Die monumentale Mark-Aurel-Säule in Rom wurde zu Ehren des römischen Kaisers Marc Aurel errichtet. Das Reliefband wurde nach dem Vorbild der etwa 80 Jahre älteren Trajanssäule geschaffen. Hier wie dort verherrlichen die Reliefs die Kriege gegen die Markomannen beziehungsweise die Daker im zweiten nachchristlichen Jahrhundert. Sie schildern, mit welcher Grausamkeit und Unerbittlichkeit Kriege damals geführt wurden und was die so genannten „Barbaren“ erdulden mussten. (Fotos/Repros: Caspar)
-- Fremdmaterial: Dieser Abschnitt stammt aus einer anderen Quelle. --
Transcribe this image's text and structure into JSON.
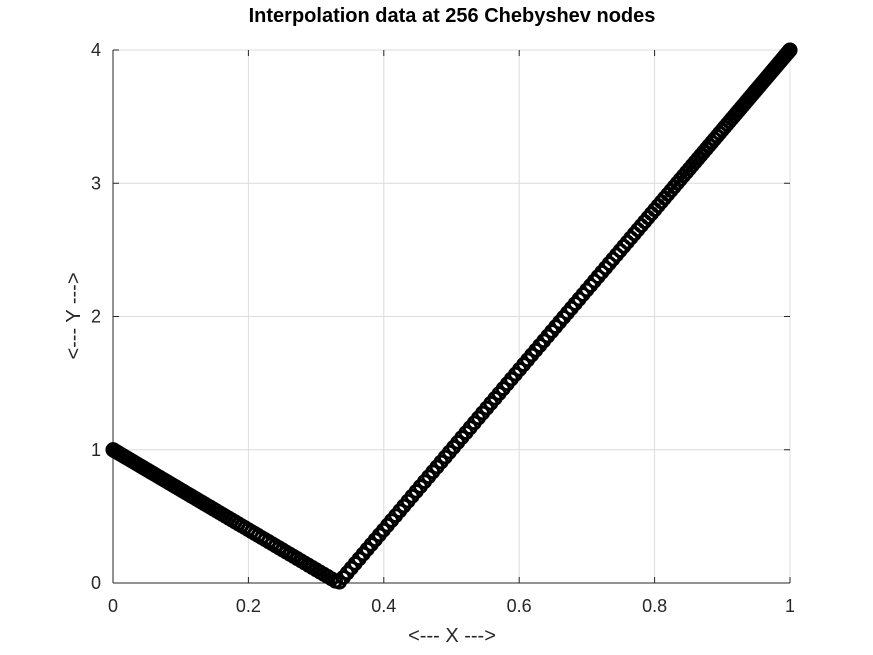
{
  "chart_data": {
    "type": "scatter",
    "title": "Interpolation data at 256 Chebyshev nodes",
    "xlabel": "<--- X --->",
    "ylabel": "<--- Y --->",
    "xlim": [
      0,
      1
    ],
    "ylim": [
      0,
      4
    ],
    "x_ticks": [
      "0",
      "0.2",
      "0.4",
      "0.6",
      "0.8",
      "1"
    ],
    "y_ticks": [
      "0",
      "1",
      "2",
      "3",
      "4"
    ],
    "grid": true,
    "marker_color": "#000000",
    "node_count": 256,
    "function": "piecewise linear V shape: y = 1 - 3x for x < 1/3, y = 6x - 2 for x >= 1/3",
    "series": [
      {
        "x": [
          0,
          0.3333,
          1
        ],
        "y": [
          1,
          0,
          4
        ]
      }
    ]
  }
}
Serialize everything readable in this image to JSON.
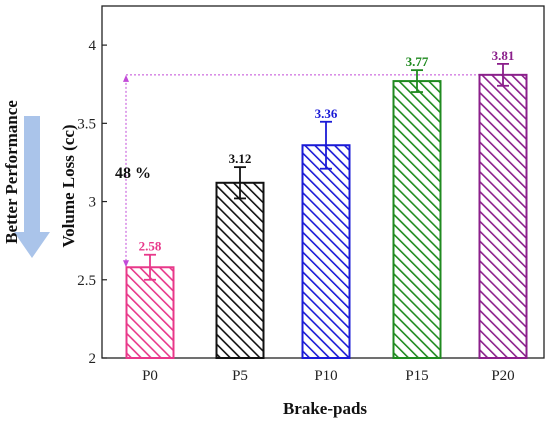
{
  "chart_data": {
    "type": "bar",
    "xlabel": "Brake-pads",
    "ylabel": "Volume Loss (cc)",
    "ylim": [
      2,
      4.25
    ],
    "yticks": [
      2,
      2.5,
      3,
      3.5,
      4
    ],
    "ytick_labels": [
      "2",
      "2.5",
      "3",
      "3.5",
      "4"
    ],
    "categories": [
      "P0",
      "P5",
      "P10",
      "P15",
      "P20"
    ],
    "values": [
      2.58,
      3.12,
      3.36,
      3.77,
      3.81
    ],
    "value_labels": [
      "2.58",
      "3.12",
      "3.36",
      "3.77",
      "3.81"
    ],
    "errors": [
      0.08,
      0.1,
      0.15,
      0.07,
      0.07
    ],
    "colors": [
      "#e8388a",
      "#111111",
      "#1a1ad6",
      "#1f8a1f",
      "#8b1f8b"
    ],
    "grid": false,
    "annotations": {
      "side_label": "Better Performance",
      "percent_label": "48 %",
      "arrow_color": "#aac4ea",
      "reference_color": "#c24ad8"
    }
  }
}
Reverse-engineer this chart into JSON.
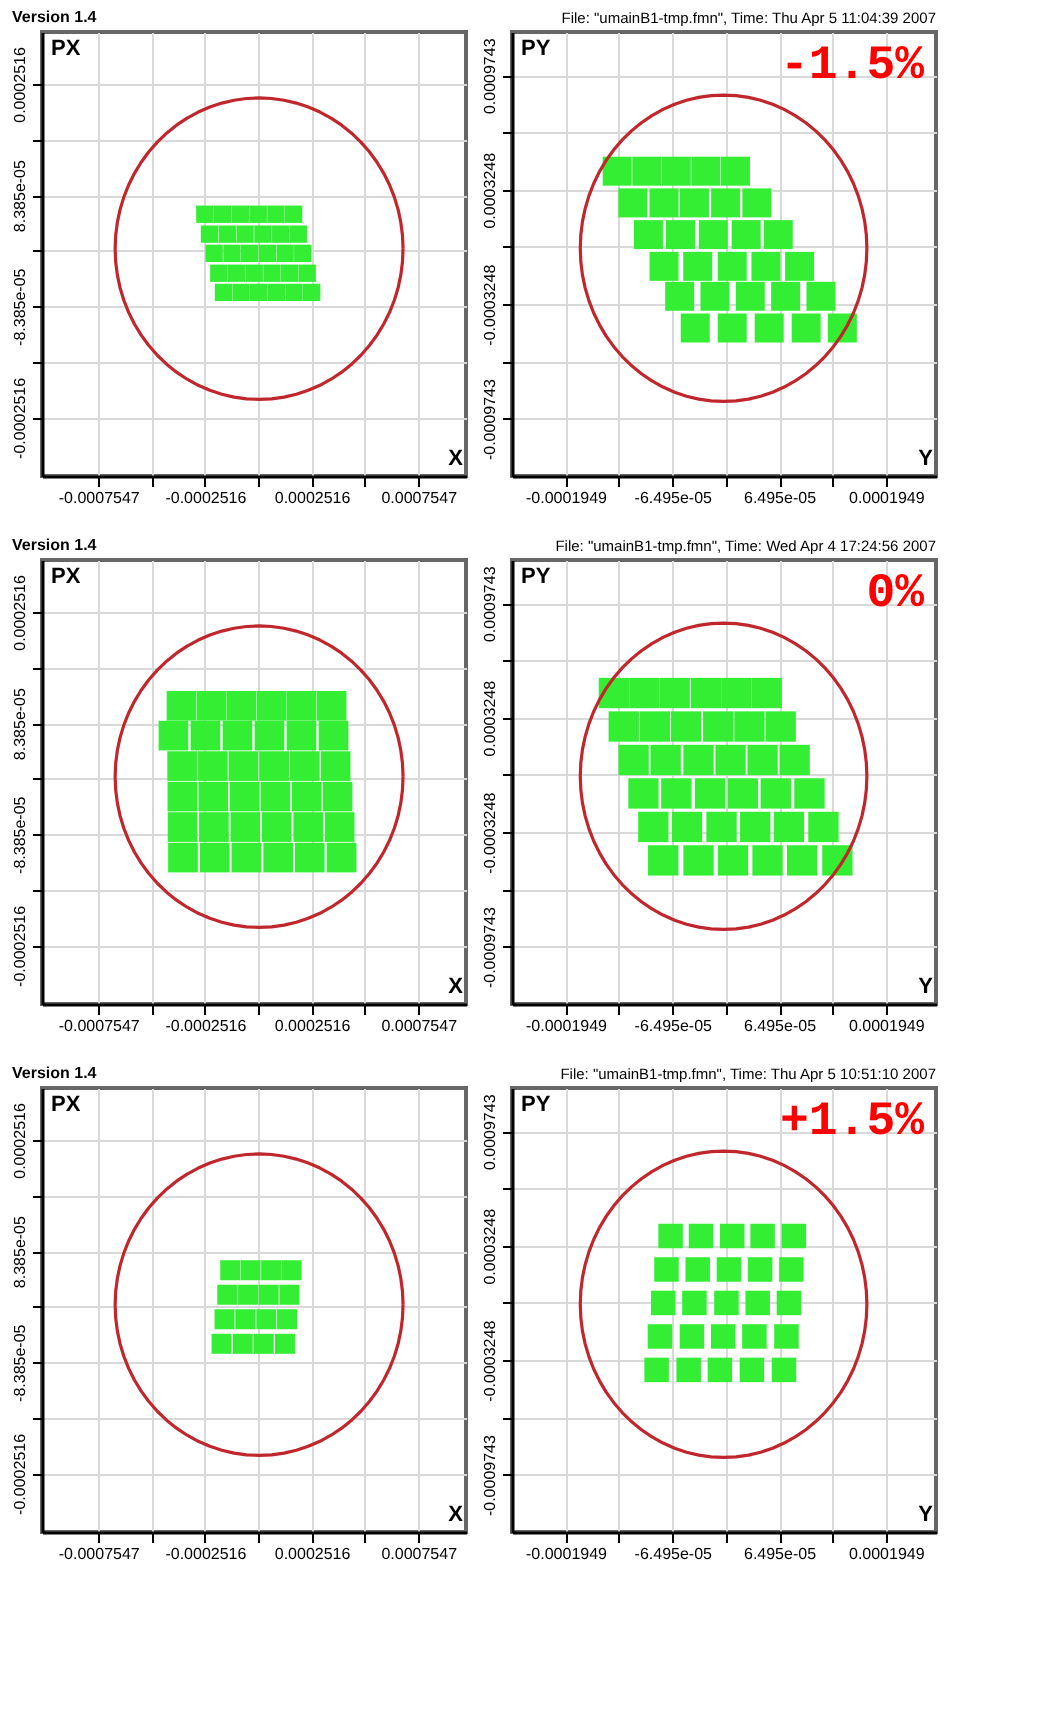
{
  "chart_data": [
    {
      "type": "scatter",
      "title": "Version 1.4",
      "xlabel": "X",
      "ylabel": "PX",
      "xlim": [
        -0.00102,
        0.00098
      ],
      "ylim": [
        -0.00034,
        0.00033
      ],
      "grid": true,
      "xticks": [
        {
          "value": -0.0007547,
          "label": "-0.0007547"
        },
        {
          "value": -0.00050315,
          "label": null
        },
        {
          "value": -0.0002516,
          "label": "-0.0002516"
        },
        {
          "value": 0,
          "label": null
        },
        {
          "value": 0.0002516,
          "label": "0.0002516"
        },
        {
          "value": 0.00050315,
          "label": null
        },
        {
          "value": 0.0007547,
          "label": "0.0007547"
        }
      ],
      "yticks": [
        {
          "value": -0.0002516,
          "label": "-0.0002516"
        },
        {
          "value": -0.00016773,
          "label": null
        },
        {
          "value": -8.385e-05,
          "label": "-8.385e-05"
        },
        {
          "value": 0,
          "label": null
        },
        {
          "value": 8.385e-05,
          "label": "8.385e-05"
        },
        {
          "value": 0.00016773,
          "label": null
        },
        {
          "value": 0.0002516,
          "label": "0.0002516"
        }
      ],
      "series": [
        {
          "marker": "square",
          "color": "#33ee33",
          "x": [
            -0.000252,
            -0.000168,
            -8.4e-05,
            0,
            8.4e-05,
            0.000167,
            -0.00023,
            -0.000146,
            -6.2e-05,
            2.2e-05,
            0.000106,
            0.000189,
            -0.000208,
            -0.000124,
            -4.1e-05,
            4.3e-05,
            0.000127,
            0.00021,
            -0.000186,
            -0.000103,
            -1.9e-05,
            6.5e-05,
            0.000148,
            0.000231,
            -0.000164,
            -8.1e-05,
            2e-06,
            8.6e-05,
            0.000169,
            0.000252
          ],
          "values": [
            5.5e-05,
            5.5e-05,
            5.5e-05,
            5.5e-05,
            5.5e-05,
            5.5e-05,
            2.5e-05,
            2.5e-05,
            2.5e-05,
            2.5e-05,
            2.5e-05,
            2.5e-05,
            -4e-06,
            -4e-06,
            -4e-06,
            -4e-06,
            -4e-06,
            -4e-06,
            -3.4e-05,
            -3.4e-05,
            -3.4e-05,
            -3.4e-05,
            -3.4e-05,
            -3.4e-05,
            -6.3e-05,
            -6.3e-05,
            -6.3e-05,
            -6.3e-05,
            -6.3e-05,
            -6.3e-05
          ]
        }
      ]
    },
    {
      "type": "scatter",
      "title": "File: \"umainB1-tmp.fmn\", Time: Thu Apr 5 11:04:39 2007",
      "xlabel": "Y",
      "ylabel": "PY",
      "xlim": [
        -0.00026,
        0.000256
      ],
      "ylim": [
        -0.0013,
        0.00122
      ],
      "grid": true,
      "annotations": [
        "-1.5%"
      ],
      "xticks": [
        {
          "value": -0.0001949,
          "label": "-0.0001949"
        },
        {
          "value": -0.00012993,
          "label": null
        },
        {
          "value": -6.495e-05,
          "label": "-6.495e-05"
        },
        {
          "value": 0,
          "label": null
        },
        {
          "value": 6.495e-05,
          "label": "6.495e-05"
        },
        {
          "value": 0.00012993,
          "label": null
        },
        {
          "value": 0.0001949,
          "label": "0.0001949"
        }
      ],
      "yticks": [
        {
          "value": -0.0009743,
          "label": "-0.0009743"
        },
        {
          "value": -0.00064955,
          "label": null
        },
        {
          "value": -0.0003248,
          "label": "-0.0003248"
        },
        {
          "value": 0,
          "label": null
        },
        {
          "value": 0.0003248,
          "label": "0.0003248"
        },
        {
          "value": 0.00064955,
          "label": null
        },
        {
          "value": 0.0009743,
          "label": "0.0009743"
        }
      ],
      "series": [
        {
          "marker": "square",
          "color": "#33ee33",
          "x": [
            -0.000132,
            -9.6e-05,
            -6e-05,
            -2.4e-05,
            1.2e-05,
            -0.000113,
            -7.5e-05,
            -3.8e-05,
            0,
            3.8e-05,
            -9.4e-05,
            -5.5e-05,
            -1.5e-05,
            2.5e-05,
            6.4e-05,
            -7.5e-05,
            -3.4e-05,
            8e-06,
            4.9e-05,
            9e-05,
            -5.6e-05,
            -1.3e-05,
            3e-05,
            7.3e-05,
            0.000116,
            -3.7e-05,
            8e-06,
            5.3e-05,
            9.8e-05,
            0.000142
          ],
          "values": [
            0.00043,
            0.00043,
            0.00043,
            0.00043,
            0.00043,
            0.00025,
            0.00025,
            0.00025,
            0.00025,
            0.00025,
            7e-05,
            7e-05,
            7e-05,
            7e-05,
            7e-05,
            -0.00011,
            -0.00011,
            -0.00011,
            -0.00011,
            -0.00011,
            -0.00028,
            -0.00028,
            -0.00028,
            -0.00028,
            -0.00028,
            -0.00046,
            -0.00046,
            -0.00046,
            -0.00046,
            -0.00046
          ]
        }
      ]
    },
    {
      "type": "scatter",
      "title": "Version 1.4",
      "xlabel": "X",
      "ylabel": "PX",
      "xlim": [
        -0.00102,
        0.00098
      ],
      "ylim": [
        -0.00034,
        0.00033
      ],
      "grid": true,
      "xticks": [
        {
          "value": -0.0007547,
          "label": "-0.0007547"
        },
        {
          "value": -0.00050315,
          "label": null
        },
        {
          "value": -0.0002516,
          "label": "-0.0002516"
        },
        {
          "value": 0,
          "label": null
        },
        {
          "value": 0.0002516,
          "label": "0.0002516"
        },
        {
          "value": 0.00050315,
          "label": null
        },
        {
          "value": 0.0007547,
          "label": "0.0007547"
        }
      ],
      "yticks": [
        {
          "value": -0.0002516,
          "label": "-0.0002516"
        },
        {
          "value": -0.00016773,
          "label": null
        },
        {
          "value": -8.385e-05,
          "label": "-8.385e-05"
        },
        {
          "value": 0,
          "label": null
        },
        {
          "value": 8.385e-05,
          "label": "8.385e-05"
        },
        {
          "value": 0.00016773,
          "label": null
        },
        {
          "value": 0.0002516,
          "label": "0.0002516"
        }
      ],
      "series": [
        {
          "marker": "square",
          "color": "#33ee33",
          "x": [
            -0.000362,
            -0.00022,
            -7.9e-05,
            6.3e-05,
            0.000204,
            0.000346,
            -0.0004,
            -0.000249,
            -9.8e-05,
            5.3e-05,
            0.000204,
            0.000355,
            -0.000359,
            -0.000214,
            -7e-05,
            7.5e-05,
            0.00022,
            0.000365,
            -0.000358,
            -0.000212,
            -6.5e-05,
            8.1e-05,
            0.000228,
            0.000374,
            -0.000357,
            -0.000209,
            -6.1e-05,
            8.7e-05,
            0.000236,
            0.000384,
            -0.000355,
            -0.000205,
            -5.6e-05,
            9.4e-05,
            0.000243,
            0.000393
          ],
          "values": [
            0.00011,
            0.00011,
            0.00011,
            0.00011,
            0.00011,
            0.00011,
            6.5e-05,
            6.5e-05,
            6.5e-05,
            6.5e-05,
            6.5e-05,
            6.5e-05,
            1.9e-05,
            1.9e-05,
            1.9e-05,
            1.9e-05,
            1.9e-05,
            1.9e-05,
            -2.7e-05,
            -2.7e-05,
            -2.7e-05,
            -2.7e-05,
            -2.7e-05,
            -2.7e-05,
            -7.3e-05,
            -7.3e-05,
            -7.3e-05,
            -7.3e-05,
            -7.3e-05,
            -7.3e-05,
            -0.000119,
            -0.000119,
            -0.000119,
            -0.000119,
            -0.000119,
            -0.000119
          ]
        }
      ]
    },
    {
      "type": "scatter",
      "title": "File: \"umainB1-tmp.fmn\", Time: Wed Apr 4 17:24:56 2007",
      "xlabel": "Y",
      "ylabel": "PY",
      "xlim": [
        -0.00026,
        0.000256
      ],
      "ylim": [
        -0.0013,
        0.00122
      ],
      "grid": true,
      "annotations": [
        "0%"
      ],
      "xticks": [
        {
          "value": -0.0001949,
          "label": "-0.0001949"
        },
        {
          "value": -0.00012993,
          "label": null
        },
        {
          "value": -6.495e-05,
          "label": "-6.495e-05"
        },
        {
          "value": 0,
          "label": null
        },
        {
          "value": 6.495e-05,
          "label": "6.495e-05"
        },
        {
          "value": 0.00012993,
          "label": null
        },
        {
          "value": 0.0001949,
          "label": "0.0001949"
        }
      ],
      "yticks": [
        {
          "value": -0.0009743,
          "label": "-0.0009743"
        },
        {
          "value": -0.00064955,
          "label": null
        },
        {
          "value": -0.0003248,
          "label": "-0.0003248"
        },
        {
          "value": 0,
          "label": null
        },
        {
          "value": 0.0003248,
          "label": "0.0003248"
        },
        {
          "value": 0.00064955,
          "label": null
        },
        {
          "value": 0.0009743,
          "label": "0.0009743"
        }
      ],
      "series": [
        {
          "marker": "square",
          "color": "#33ee33",
          "x": [
            -0.000136,
            -9.9e-05,
            -6.2e-05,
            -2.4e-05,
            1.3e-05,
            5e-05,
            -0.000124,
            -8.6e-05,
            -4.8e-05,
            -9e-06,
            2.9e-05,
            6.7e-05,
            -0.000112,
            -7.3e-05,
            -3.3e-05,
            6e-06,
            4.5e-05,
            8.4e-05,
            -0.0001,
            -6e-05,
            -1.9e-05,
            2.1e-05,
            6.1e-05,
            0.000102,
            -8.8e-05,
            -4.7e-05,
            -5e-06,
            3.6e-05,
            7.7e-05,
            0.000119,
            -7.6e-05,
            -3.3e-05,
            9e-06,
            5.1e-05,
            9.3e-05,
            0.000136
          ],
          "values": [
            0.000465,
            0.000465,
            0.000465,
            0.000465,
            0.000465,
            0.000465,
            0.000275,
            0.000275,
            0.000275,
            0.000275,
            0.000275,
            0.000275,
            8.5e-05,
            8.5e-05,
            8.5e-05,
            8.5e-05,
            8.5e-05,
            8.5e-05,
            -0.000105,
            -0.000105,
            -0.000105,
            -0.000105,
            -0.000105,
            -0.000105,
            -0.000295,
            -0.000295,
            -0.000295,
            -0.000295,
            -0.000295,
            -0.000295,
            -0.000485,
            -0.000485,
            -0.000485,
            -0.000485,
            -0.000485,
            -0.000485
          ]
        }
      ]
    },
    {
      "type": "scatter",
      "title": "Version 1.4",
      "xlabel": "X",
      "ylabel": "PX",
      "xlim": [
        -0.00102,
        0.00098
      ],
      "ylim": [
        -0.00034,
        0.00033
      ],
      "grid": true,
      "xticks": [
        {
          "value": -0.0007547,
          "label": "-0.0007547"
        },
        {
          "value": -0.00050315,
          "label": null
        },
        {
          "value": -0.0002516,
          "label": "-0.0002516"
        },
        {
          "value": 0,
          "label": null
        },
        {
          "value": 0.0002516,
          "label": "0.0002516"
        },
        {
          "value": 0.00050315,
          "label": null
        },
        {
          "value": 0.0007547,
          "label": "0.0007547"
        }
      ],
      "yticks": [
        {
          "value": -0.0002516,
          "label": "-0.0002516"
        },
        {
          "value": -0.00016773,
          "label": null
        },
        {
          "value": -8.385e-05,
          "label": "-8.385e-05"
        },
        {
          "value": 0,
          "label": null
        },
        {
          "value": 8.385e-05,
          "label": "8.385e-05"
        },
        {
          "value": 0.00016773,
          "label": null
        },
        {
          "value": 0.0002516,
          "label": "0.0002516"
        }
      ],
      "series": [
        {
          "marker": "square",
          "color": "#33ee33",
          "x": [
            -0.000132,
            -3.6e-05,
            6.1e-05,
            0.000157,
            -0.000146,
            -4.8e-05,
            4.9e-05,
            0.000147,
            -0.000159,
            -6.1e-05,
            3.8e-05,
            0.000136,
            -0.000173,
            -7.3e-05,
            2.6e-05,
            0.000126
          ],
          "values": [
            5.5e-05,
            5.5e-05,
            5.5e-05,
            5.5e-05,
            1.8e-05,
            1.8e-05,
            1.8e-05,
            1.8e-05,
            -1.9e-05,
            -1.9e-05,
            -1.9e-05,
            -1.9e-05,
            -5.6e-05,
            -5.6e-05,
            -5.6e-05,
            -5.6e-05
          ]
        }
      ]
    },
    {
      "type": "scatter",
      "title": "File: \"umainB1-tmp.fmn\", Time: Thu Apr 5 10:51:10 2007",
      "xlabel": "Y",
      "ylabel": "PY",
      "xlim": [
        -0.00026,
        0.000256
      ],
      "ylim": [
        -0.0013,
        0.00122
      ],
      "grid": true,
      "annotations": [
        "+1.5%"
      ],
      "xticks": [
        {
          "value": -0.0001949,
          "label": "-0.0001949"
        },
        {
          "value": -0.00012993,
          "label": null
        },
        {
          "value": -6.495e-05,
          "label": "-6.495e-05"
        },
        {
          "value": 0,
          "label": null
        },
        {
          "value": 6.495e-05,
          "label": "6.495e-05"
        },
        {
          "value": 0.00012993,
          "label": null
        },
        {
          "value": 0.0001949,
          "label": "0.0001949"
        }
      ],
      "yticks": [
        {
          "value": -0.0009743,
          "label": "-0.0009743"
        },
        {
          "value": -0.00064955,
          "label": null
        },
        {
          "value": -0.0003248,
          "label": "-0.0003248"
        },
        {
          "value": 0,
          "label": null
        },
        {
          "value": 0.0003248,
          "label": "0.0003248"
        },
        {
          "value": 0.00064955,
          "label": null
        },
        {
          "value": 0.0009743,
          "label": "0.0009743"
        }
      ],
      "series": [
        {
          "marker": "square",
          "color": "#33ee33",
          "x": [
            -6.7e-05,
            -3e-05,
            8e-06,
            4.5e-05,
            8.3e-05,
            -7.2e-05,
            -3.4e-05,
            4e-06,
            4.2e-05,
            8e-05,
            -7.6e-05,
            -3.8e-05,
            1e-06,
            3.9e-05,
            7.7e-05,
            -8e-05,
            -4.1e-05,
            -3e-06,
            3.5e-05,
            7.4e-05,
            -8.4e-05,
            -4.5e-05,
            -7e-06,
            3.2e-05,
            7.1e-05
          ],
          "values": [
            0.00038,
            0.00038,
            0.00038,
            0.00038,
            0.00038,
            0.00019,
            0.00019,
            0.00019,
            0.00019,
            0.00019,
            0,
            0,
            0,
            0,
            0,
            -0.00019,
            -0.00019,
            -0.00019,
            -0.00019,
            -0.00019,
            -0.00038,
            -0.00038,
            -0.00038,
            -0.00038,
            -0.00038
          ]
        }
      ]
    }
  ]
}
Mit historischen Zitaten ist es so eine Sache. Wo kein Mikrofon, kein Stenograph, kein seriöser Berichterstatter dabei war, wo es keine authentische Quelle, keinen glaubwürdigen Augenzeugen gibt, schießen die Spekulationen ins Kraut. Die zitierten Personen können sich nicht mehr gegen Unterstellungen und falsche Zitate wehren, sie sind schon längst zu Staub und Asche vergangen. Gelehrte haben sich den Kopf darüber zerbrochen, ob der 44 vor Christus schwer von Dolchen getroffene Julius Caesar noch in der Lage war, seinen einstigen Freund und Weggefährten Brutus wahrzunehmen und anzusprechen. Wahrscheinlicher ist es, dass Caesar wortlos ins Jenseits entschwand. Auf jeden Fall ranken sich Legenden um den jähen Tod des Mannes, aus dessen Namen der Herrschertitel Kaiser abgeleitet wurde, der den Julianischen Kalender einführte und nach dem der siebente Monat benannt ist, nämlich der Julius oder Juli.

Republik contra Monarchie

Marcus Junius Brutus hatte sich mit weiteren streng republikanisch gesonnenen Senatoren gegen den Staatsmann, Feldherrn und Diktator Caesar auf Lebenszeit verschworen hatte, weil sie fürchteten, er könne eine Monarchie errichten. Der Caesarmörder ließ sich auf einem berühmten und gelegentlich auch im Münzhandel angebotenen Silberdenar mit seinem Kopf darstellen. Zwei Dolche auf der Rückseite flankieren eine Freiheitsmütze als Hinweise auf die Bluttat. Die abgekürzte Inschrift EID MAR meint die Iden des März als Warnung vor Ungemach oder Tod. William Shakespeare hat die Metapher mit seinem Drama „Julius Caesar“ aus dem Jahr 1623 bekannt und populär gemacht. Der nach Julius Caesar benannte Julianische Kalender galt in den katholischen Ländern bis ins 16. Jahrhundert und wurde 1582 durch den nach Papst Gregor XIII. benannten Gregorianischen Kalender abgelöst. Die meisten protestantischen Staaten hielten am Julianischen Kalender noch bis zum frühen 18. Jahrhundert fest, das orthodoxe Russland sogar bis 1918.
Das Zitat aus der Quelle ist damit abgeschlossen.